Periodic Reporting for period 1 - CANCER (Personalised Postoperative Immunotherapy To Improving Cancer Outcome and improving quality of life)
Reporting period: 2018-03-01 to 2020-02-29
Our overall objective covers the following four points:
a) to understand the concept of combination of immunotherapy and how it impacts upon cancer treatment;
b) to optimise the biomaterial platform to encapsulate a small library of defined immune reagents for more accurate and timely delivery of the combination payload to its intended target;
c) to optimise the cancer management process by improved treatment options for cancer patients and providing evidence of positive socio-economic outcomes leading to wider patient access to immunotherapy and
d) to explore how to extend the survival rate together with QOL after oncology therapy with respect to healthy eating and adequate exercise in the form of palliative care.
The achievements may be categorised into:
a) research and development of different combination therapies and their impact on cancer immunity,
b) development and testing of different biomaterial plus combination therapy platforms on preclinical models and
c) assessing the socio-economic outcomes leading to wider patient access to immunotherapy and
d) new approaches to palliative care after immunotherapy.
Our CANCER project has developments at the preclinical development phase but already recognition of these clinically approved categories, may well open the door to our own research, where we are already developing and testing photodynamic compounds, novel biomaterials, new vaccine adjuvants, oncolytic viral therapy and fast selection of neo-antigens in different combinations. These also have the breakthrough potential to forge new categories of treatment with respect to cancer immunotherapy based upon our use of new nanomaterials.

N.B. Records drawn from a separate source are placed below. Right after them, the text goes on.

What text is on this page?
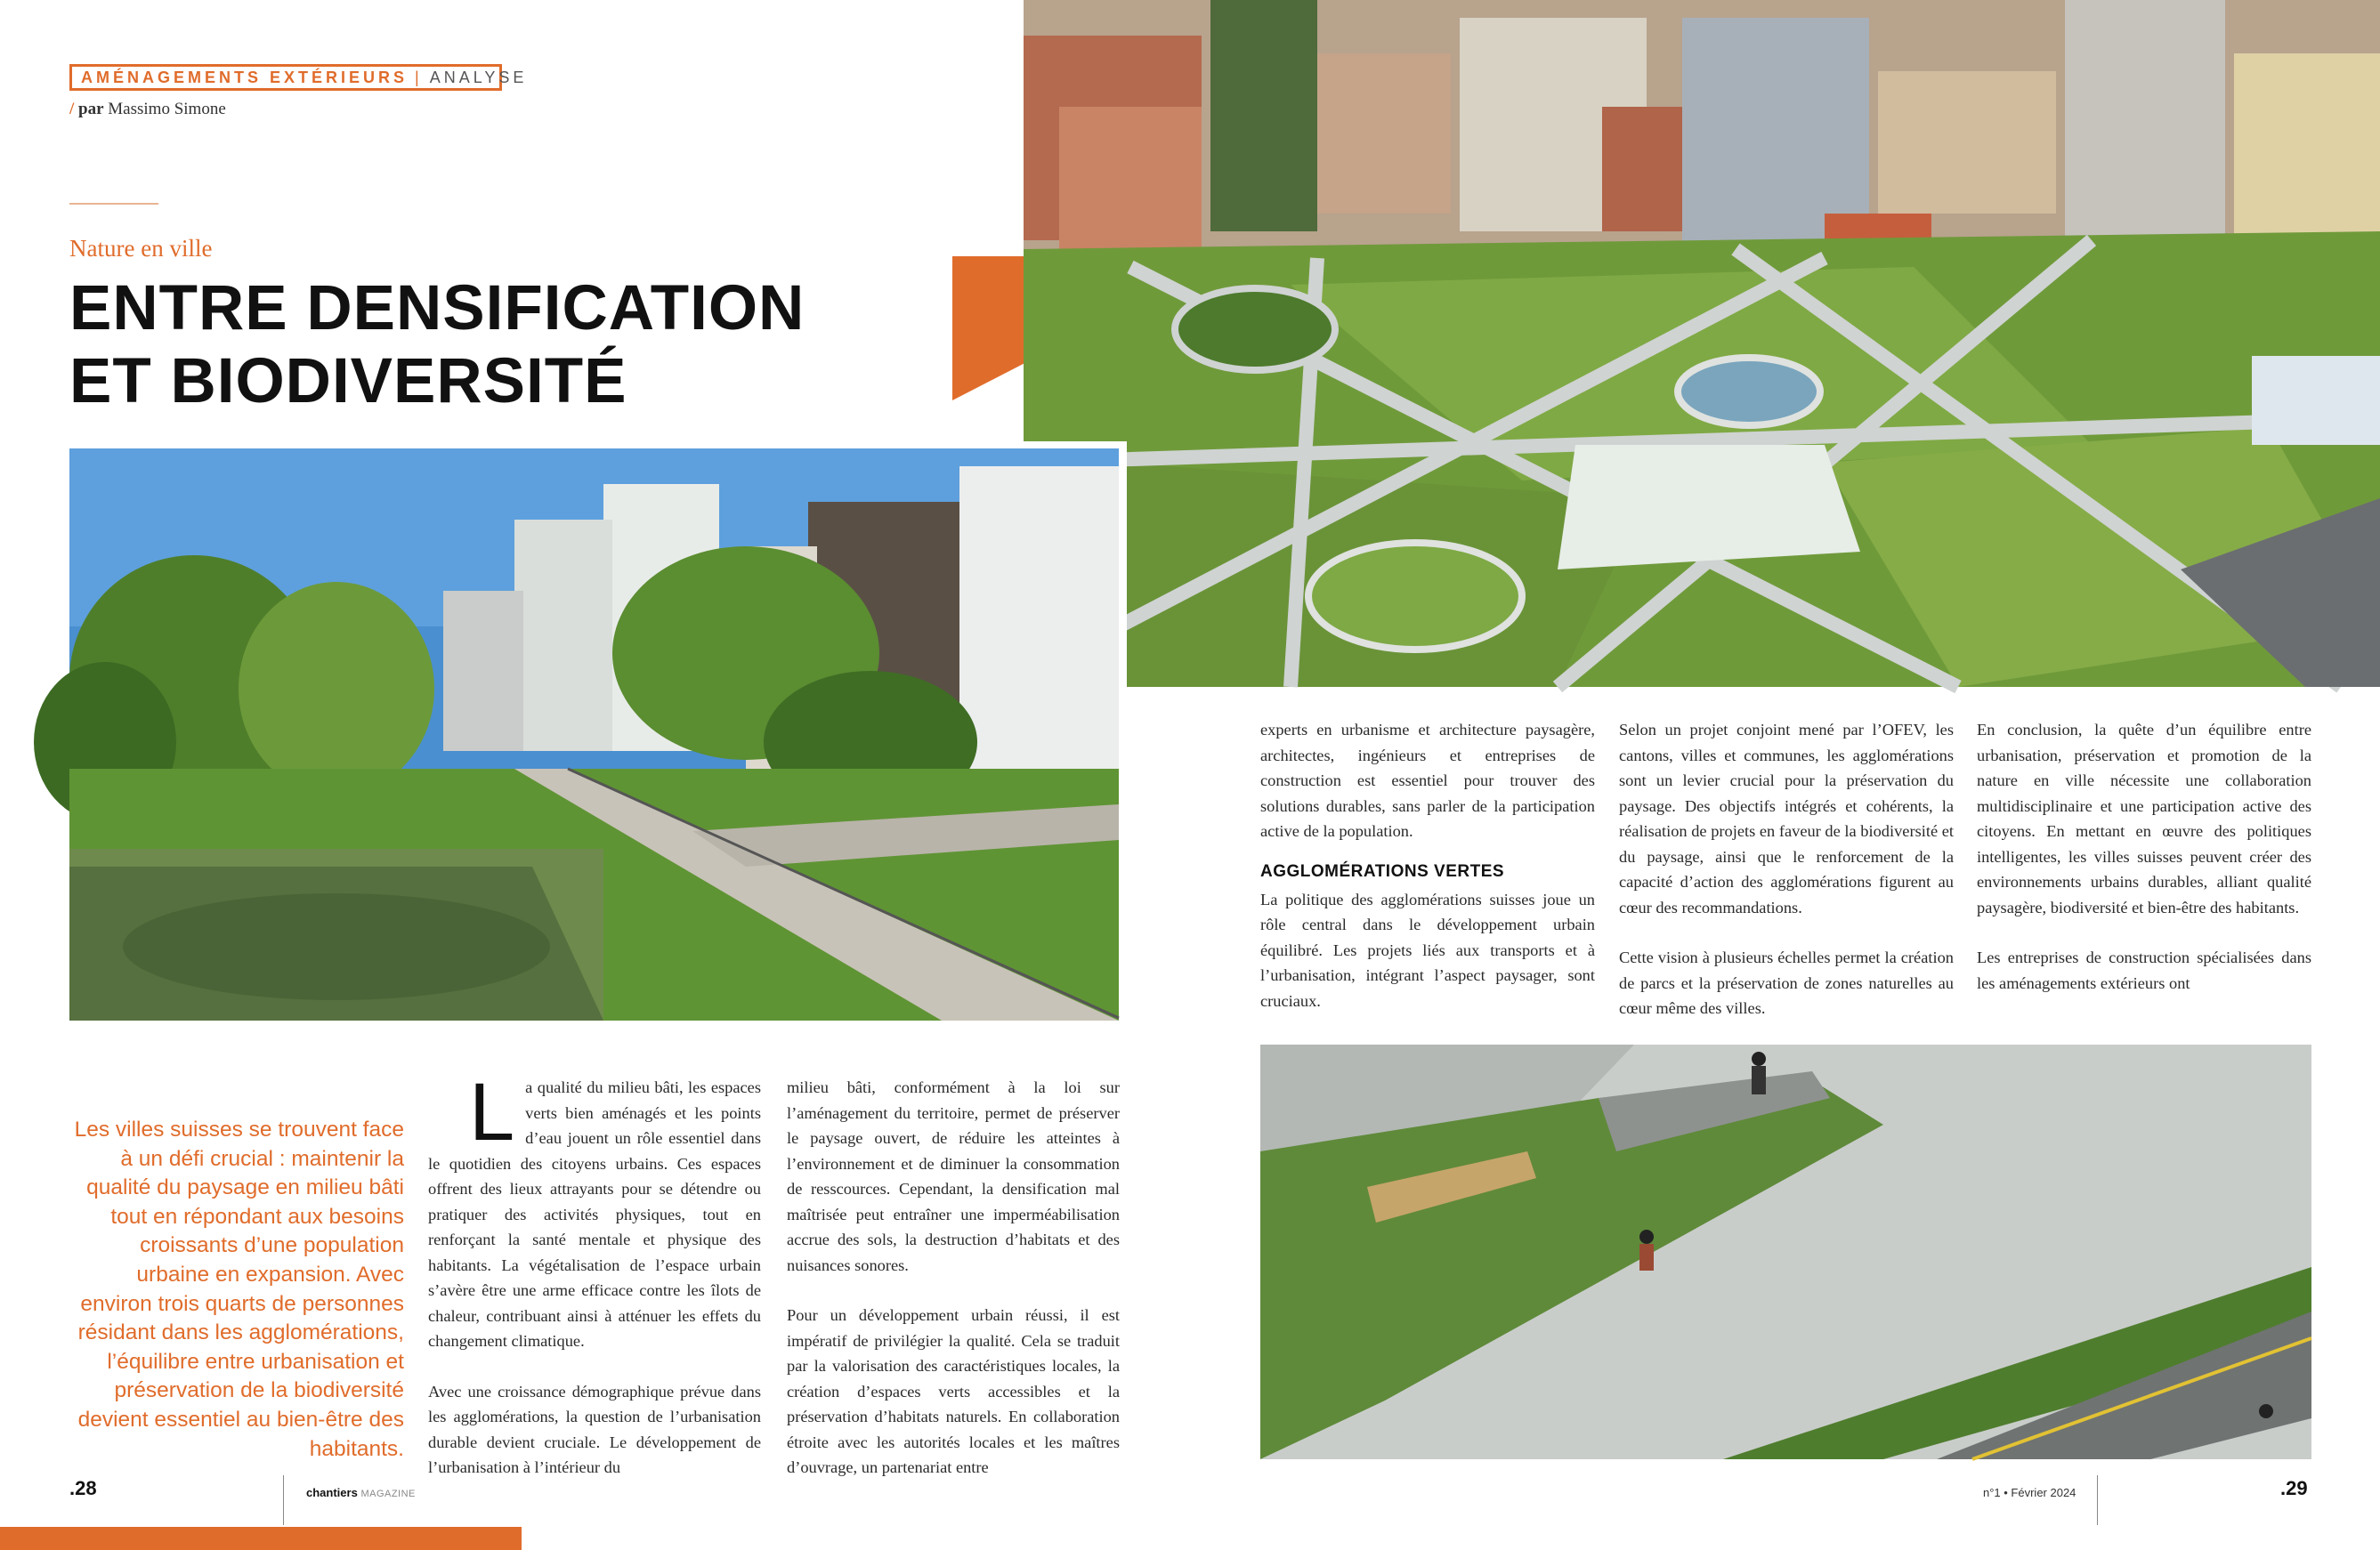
AMÉNAGEMENTS EXTÉRIEURS | ANALYSE
/ par Massimo Simone
Nature en ville
ENTRE DENSIFICATION
ET BIODIVERSITÉ
Les villes suisses se trouvent face à un défi crucial : maintenir la qualité du paysage en milieu bâti tout en répondant aux besoins croissants d’une population urbaine en expansion. Avec environ trois quarts de personnes résidant dans les agglomérations, l’équilibre entre urbanisation et préservation de la biodiversité devient essentiel au bien-être des habitants.

La qualité du milieu bâti, les espaces verts bien aménagés et les points d’eau jouent un rôle essentiel dans le quotidien des citoyens urbains. Ces espaces offrent des lieux attrayants pour se détendre ou pratiquer des activités physiques, tout en renforçant la santé mentale et physique des habitants. La végétalisation de l’espace urbain s’avère être une arme efficace contre les îlots de chaleur, contribuant ainsi à atténuer les effets du changement climatique.

Avec une croissance démographique prévue dans les agglomérations, la question de l’urbanisation durable devient cruciale. Le développement de l’urbanisation à l’intérieur du

milieu bâti, conformément à la loi sur l’aménagement du territoire, permet de préserver le paysage ouvert, de réduire les atteintes à l’environnement et de diminuer la consommation de resscources. Cependant, la densification mal maîtrisée peut entraîner une imperméabilisation accrue des sols, la destruction d’habitats et des nuisances sonores.

Pour un développement urbain réussi, il est impératif de privilégier la qualité. Cela se traduit par la valorisation des caractéristiques locales, la création d’espaces verts accessibles et la préservation d’habitats naturels. En collaboration étroite avec les autorités locales et les maîtres d’ouvrage, un partenariat entre

experts en urbanisme et architecture paysagère, architectes, ingénieurs et entreprises de construction est essentiel pour trouver des solutions durables, sans parler de la participation active de la population.

AGGLOMÉRATIONS VERTES

La politique des agglomérations suisses joue un rôle central dans le développement urbain équilibré. Les projets liés aux transports et à l’urbanisation, intégrant l’aspect paysager, sont cruciaux.

Selon un projet conjoint mené par l’OFEV, les cantons, villes et communes, les agglomérations sont un levier crucial pour la préservation du paysage. Des objectifs intégrés et cohérents, la réalisation de projets en faveur de la biodiversité et du paysage, ainsi que le renforcement de la capacité d’action des agglomérations figurent au cœur des recommandations.

Cette vision à plusieurs échelles permet la création de parcs et la préservation de zones naturelles au cœur même des villes.

En conclusion, la quête d’un équilibre entre urbanisation, préservation et promotion de la nature en ville nécessite une collaboration multidisciplinaire et une participation active des citoyens. En mettant en œuvre des politiques intelligentes, les villes suisses peuvent créer des environnements urbains durables, alliant qualité paysagère, biodiversité et bien-être des habitants.

Les entreprises de construction spécialisées dans les aménagements extérieurs ont

.28	chantiers MAGAZINE	n°1 • Février 2024	.29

There are several important socio-economic impacting factors as a result of our discoveries:
Palliative care after cancer treatment has always followed the model that the patient has had one or a combination of, surgery, radiotherapy, antibody targeted and/or chemotherapy. However, immune checkpoint inhibitors have unique toxicities and response kinetics, which are different to current cytotoxic and gene-targeted anti-cancer agents. The CANCER project’s aim is for cancer immunotherapy to reverse tolerance, rejuvenate the immune system and restore immune homeostasis. The open questions remain as to whether or not we can continually manipulate the immune system. How long do we need to continue immunotherapy for? Are there long-term consequences, e.g. autoimmunity? What about toxicity or resistance to treatment? When do we start thinking about multiple immunotherapies? The success of these agents raises important questions for exactly how and when to integrate palliative care into the care of patients on immunotherapy. In 2010, advanced melanoma had a median overall survival of 6–9 months and less than 20% could expect to be alive at 2 years. Palliative chemotherapy with dacarbazine, the standard of care, did not improve survival. They very much needed palliative care for symptom management, advance care planning and multidisciplinary support to get the best out of their remaining time. However, by 2018, the very same patients, if they receive combination CTLA-4 and PD-1 blocking agents, have a 3-year median survival of 58%. Despite the remarkable success of checkpoint blockers in improving objective response rates in a subset of patients, it has been demonstrated that ≤ 20–30% of tumour patients with non-small cell lung cancer (NSCLC), renal cell carcinoma, and melanoma benefited from CTLA-4 or PD-1 blockade. To further improve on socio-economic impact, we will in the future look into addressing the issue of the non-responders, as they endure high treatment costs and toxicities with little benefit from the treatments. It is currently difficult to identify and distinguish responders / non-responders. To sustain the success that checkpoint blockers have achieved in the treatment of various tumours in clinical settings, specific prognostic indicators would be identified to predict whether a patient would be rescued by immunotherapy.